About Chhatrapati Shivaji Maharaj

  • About:
    • Chhatrapati Shivaji Maharaj is one of the most revered rulers in India and is credited to have founded the Maratha Empire in the 17th century
  • Early days:
    • Shivaji Maharaj was born in the hill fort of Shivneri now located in Pune city of Maharashtra.
      • Shivaji is believed to have been named after a local deity called the goddess Shivai.
    • Shivaji’s mother, Jijabai was the daughter of Lakhuji Jadhavrao of Sindkhed.

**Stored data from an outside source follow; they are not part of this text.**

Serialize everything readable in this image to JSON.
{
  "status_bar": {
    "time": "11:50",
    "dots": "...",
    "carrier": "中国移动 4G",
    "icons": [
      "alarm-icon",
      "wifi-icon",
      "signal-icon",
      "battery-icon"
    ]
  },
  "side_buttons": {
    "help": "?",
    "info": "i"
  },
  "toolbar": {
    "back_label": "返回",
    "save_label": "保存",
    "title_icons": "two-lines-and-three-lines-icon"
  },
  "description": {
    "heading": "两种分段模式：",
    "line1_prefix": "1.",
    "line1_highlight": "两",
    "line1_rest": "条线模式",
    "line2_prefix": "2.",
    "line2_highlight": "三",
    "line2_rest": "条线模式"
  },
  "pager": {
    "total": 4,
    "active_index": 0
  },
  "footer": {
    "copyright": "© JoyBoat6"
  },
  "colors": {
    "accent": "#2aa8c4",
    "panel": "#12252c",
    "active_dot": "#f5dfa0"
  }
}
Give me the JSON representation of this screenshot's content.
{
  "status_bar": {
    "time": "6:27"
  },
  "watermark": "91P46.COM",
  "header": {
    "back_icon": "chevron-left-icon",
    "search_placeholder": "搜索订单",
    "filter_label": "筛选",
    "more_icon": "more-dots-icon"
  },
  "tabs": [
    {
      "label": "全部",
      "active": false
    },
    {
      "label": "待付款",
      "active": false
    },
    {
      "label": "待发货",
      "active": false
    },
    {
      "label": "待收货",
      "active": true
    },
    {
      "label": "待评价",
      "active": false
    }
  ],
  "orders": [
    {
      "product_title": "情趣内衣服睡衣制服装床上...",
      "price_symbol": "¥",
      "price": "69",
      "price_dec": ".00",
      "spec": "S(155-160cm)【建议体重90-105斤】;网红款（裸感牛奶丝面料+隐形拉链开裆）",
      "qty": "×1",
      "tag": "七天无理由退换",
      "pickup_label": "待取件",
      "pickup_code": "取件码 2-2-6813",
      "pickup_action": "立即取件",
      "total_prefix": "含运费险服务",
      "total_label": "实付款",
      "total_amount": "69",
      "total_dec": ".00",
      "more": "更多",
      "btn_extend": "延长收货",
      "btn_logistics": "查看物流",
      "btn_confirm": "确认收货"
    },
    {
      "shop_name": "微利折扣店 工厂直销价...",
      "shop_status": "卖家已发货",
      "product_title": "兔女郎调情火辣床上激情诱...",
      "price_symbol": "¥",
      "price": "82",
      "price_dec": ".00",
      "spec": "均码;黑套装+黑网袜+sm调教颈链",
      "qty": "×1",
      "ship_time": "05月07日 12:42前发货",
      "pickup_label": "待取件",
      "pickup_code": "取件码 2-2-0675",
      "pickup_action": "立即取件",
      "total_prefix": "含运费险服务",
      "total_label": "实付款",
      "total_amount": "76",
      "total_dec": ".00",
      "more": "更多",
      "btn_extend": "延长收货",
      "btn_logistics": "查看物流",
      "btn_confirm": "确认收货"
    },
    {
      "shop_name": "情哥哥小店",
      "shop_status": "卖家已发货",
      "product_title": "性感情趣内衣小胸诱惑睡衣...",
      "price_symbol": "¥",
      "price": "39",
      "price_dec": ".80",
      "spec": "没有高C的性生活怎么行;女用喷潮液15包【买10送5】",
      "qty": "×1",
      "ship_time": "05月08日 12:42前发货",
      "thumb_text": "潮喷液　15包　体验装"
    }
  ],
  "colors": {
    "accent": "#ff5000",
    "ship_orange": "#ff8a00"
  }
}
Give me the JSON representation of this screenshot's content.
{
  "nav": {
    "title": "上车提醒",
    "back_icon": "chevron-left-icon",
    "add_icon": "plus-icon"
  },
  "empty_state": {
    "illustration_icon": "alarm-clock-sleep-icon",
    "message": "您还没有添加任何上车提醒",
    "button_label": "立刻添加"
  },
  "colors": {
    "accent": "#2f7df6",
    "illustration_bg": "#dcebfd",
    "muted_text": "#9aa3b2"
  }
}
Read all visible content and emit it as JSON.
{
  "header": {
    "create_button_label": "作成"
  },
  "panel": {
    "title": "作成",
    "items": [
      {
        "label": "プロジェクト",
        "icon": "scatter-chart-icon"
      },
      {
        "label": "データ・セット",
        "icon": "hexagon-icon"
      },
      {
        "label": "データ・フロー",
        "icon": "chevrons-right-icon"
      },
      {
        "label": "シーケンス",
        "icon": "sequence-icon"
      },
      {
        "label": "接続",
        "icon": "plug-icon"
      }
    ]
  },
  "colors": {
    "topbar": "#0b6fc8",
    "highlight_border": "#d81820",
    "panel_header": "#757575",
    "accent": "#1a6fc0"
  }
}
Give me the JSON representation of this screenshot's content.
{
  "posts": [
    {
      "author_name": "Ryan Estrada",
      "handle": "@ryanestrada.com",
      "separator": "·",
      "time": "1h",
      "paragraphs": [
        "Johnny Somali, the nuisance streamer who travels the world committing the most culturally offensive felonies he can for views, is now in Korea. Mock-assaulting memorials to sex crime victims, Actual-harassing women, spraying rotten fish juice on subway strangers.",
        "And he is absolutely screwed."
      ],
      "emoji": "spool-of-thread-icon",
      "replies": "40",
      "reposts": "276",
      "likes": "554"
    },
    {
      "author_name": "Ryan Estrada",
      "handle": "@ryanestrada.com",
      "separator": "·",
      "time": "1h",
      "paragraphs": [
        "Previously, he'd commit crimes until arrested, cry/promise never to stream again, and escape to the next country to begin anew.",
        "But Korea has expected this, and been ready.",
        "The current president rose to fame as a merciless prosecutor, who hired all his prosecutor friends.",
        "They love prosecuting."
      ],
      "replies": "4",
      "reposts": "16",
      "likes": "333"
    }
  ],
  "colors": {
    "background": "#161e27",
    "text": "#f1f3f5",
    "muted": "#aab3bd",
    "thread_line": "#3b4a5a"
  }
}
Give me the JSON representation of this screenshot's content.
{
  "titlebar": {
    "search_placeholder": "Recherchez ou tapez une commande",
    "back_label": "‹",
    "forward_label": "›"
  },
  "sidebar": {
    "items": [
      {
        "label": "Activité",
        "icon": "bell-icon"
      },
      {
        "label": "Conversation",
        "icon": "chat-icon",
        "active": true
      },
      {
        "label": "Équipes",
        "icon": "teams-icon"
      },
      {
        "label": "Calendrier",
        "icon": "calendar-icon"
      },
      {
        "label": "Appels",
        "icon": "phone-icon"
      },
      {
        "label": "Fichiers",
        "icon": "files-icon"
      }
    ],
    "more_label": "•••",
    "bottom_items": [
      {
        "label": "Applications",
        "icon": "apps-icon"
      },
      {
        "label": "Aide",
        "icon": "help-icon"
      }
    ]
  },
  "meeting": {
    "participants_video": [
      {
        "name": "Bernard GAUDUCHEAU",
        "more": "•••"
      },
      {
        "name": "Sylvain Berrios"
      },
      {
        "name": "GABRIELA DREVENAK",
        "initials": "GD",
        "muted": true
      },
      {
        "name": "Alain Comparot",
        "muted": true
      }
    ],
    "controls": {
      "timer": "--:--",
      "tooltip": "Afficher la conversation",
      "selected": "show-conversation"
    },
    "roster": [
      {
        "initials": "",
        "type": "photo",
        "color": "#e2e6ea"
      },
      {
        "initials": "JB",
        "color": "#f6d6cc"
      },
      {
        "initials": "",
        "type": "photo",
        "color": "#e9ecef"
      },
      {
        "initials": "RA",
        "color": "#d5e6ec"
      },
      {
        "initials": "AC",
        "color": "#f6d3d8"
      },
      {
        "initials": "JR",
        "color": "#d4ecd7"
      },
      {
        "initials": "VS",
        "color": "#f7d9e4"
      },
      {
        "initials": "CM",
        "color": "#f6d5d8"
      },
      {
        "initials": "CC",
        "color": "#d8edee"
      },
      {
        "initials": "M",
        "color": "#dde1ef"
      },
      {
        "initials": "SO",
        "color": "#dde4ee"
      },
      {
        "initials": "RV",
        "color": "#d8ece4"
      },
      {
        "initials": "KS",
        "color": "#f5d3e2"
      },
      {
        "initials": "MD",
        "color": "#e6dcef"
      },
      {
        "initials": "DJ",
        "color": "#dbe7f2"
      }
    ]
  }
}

His father Shahajiraje Bhosale was a prominent Sardar in the Deccan
    • From an early age, he showed leadership qualities and a keen interest in politics.
  • Alliance & hostilities:
    • Over the course of his life, Shivaji engaged in both alliances and hostilities with the Mughal Empire, the Sultanate of Golkonda, the Sultanate of Bijapur and the European colonial powers
    • Shivaji’s military forces expanded the Maratha sphere of influence, capturing and building forts, and forming a Maratha navy.
      • The Maratha Navy guarded the Jaigad, Sindhudurg, Vijaydurg and other forts along the coast of Maharashtra.
  • Shivaji’s famous guerilla tactics:
    • Shivaji’s armed forces had some major limitations. 
      • He did not have the man or horsepower compared to most of his enemies, especially during the early stages of his life. 
      • This meant that in conventional battle, he would have seldom stood a chance against his foes.
      • Guerilla tactics: 
        • His men would travel in small, highly mobile and heavily armed attachments, wreak havoc in the often sluggish Mughal or Adil Shahi armies, loot supplies and treasure, and quickly retreat.
  • Significance of forts in the history of Shivaji Maharaj:
    • For a long time in history, before air power took centre stage in military tactics and strategy, forts were crucial to the defence of any country.
    • Geographical factors:
      • Unlike the plains of Northern India, suited to conventional battle with large standing armies, the terrain of the Maratha country was different. 
      • With the Arabian Sea on one side, the Konkan plains in the centre and the Western Ghats overlooking the plains, in the 17th century much of the region was covered in thick jungles.
      • Warfare in such terrain is qualitatively different, with large conventional armies prone to getting bogged down. 
    • Thus, growing up in the hills and valleys around Pune, Shivaji understood the salience of hill forts in controlling the land. 
    • Over his storied life, he captured multiple such forts, including Torna (when he was only 16), Rajgadh, Sinhagadh and Purandar.
    • Chhatrapati Shivaji Maharaj, at the time of his death, is said to have control of over 200 forts across his territories, with some estimates putting the number over 300.
  • Coronation:
    • In 1674, he was formally crowned as the Chhatrapati (Monarch) of his realm at Raigad.
  • Administration & civil rule:
    • Shivaji Maharaj not only constructed a well-structured administrative organisation but also made a liberal civil rule for people living in the area.
    • He assigned separate responsibilities to the ministers and each of them was made responsible for his work to him.
      • He had a council of ministers (Asht Pradhan) to advise him on the matters of the state but he was not bound by it.
    • He also believed in religious tolerance and gave equal respect to all religions.
    • He made no office hereditary.
    • In general, he did not assign jagirs to his civil and military officers.
  • Art & Culture:
    • The historical figure was not only a great warrior but also a patron of art and culture
    • He encouraged literature and music, and his court was a centre of creativity and intellectualism. 
  • Death:
    • The brave warrior died in 1680 but is still known for his courage and intelligence.
  • Contemporary accounts:
    • Shivaji was admired for his heroic exploits and clever stratagems in the contemporary accounts of English, French, Dutch, Portuguese and Italian writers.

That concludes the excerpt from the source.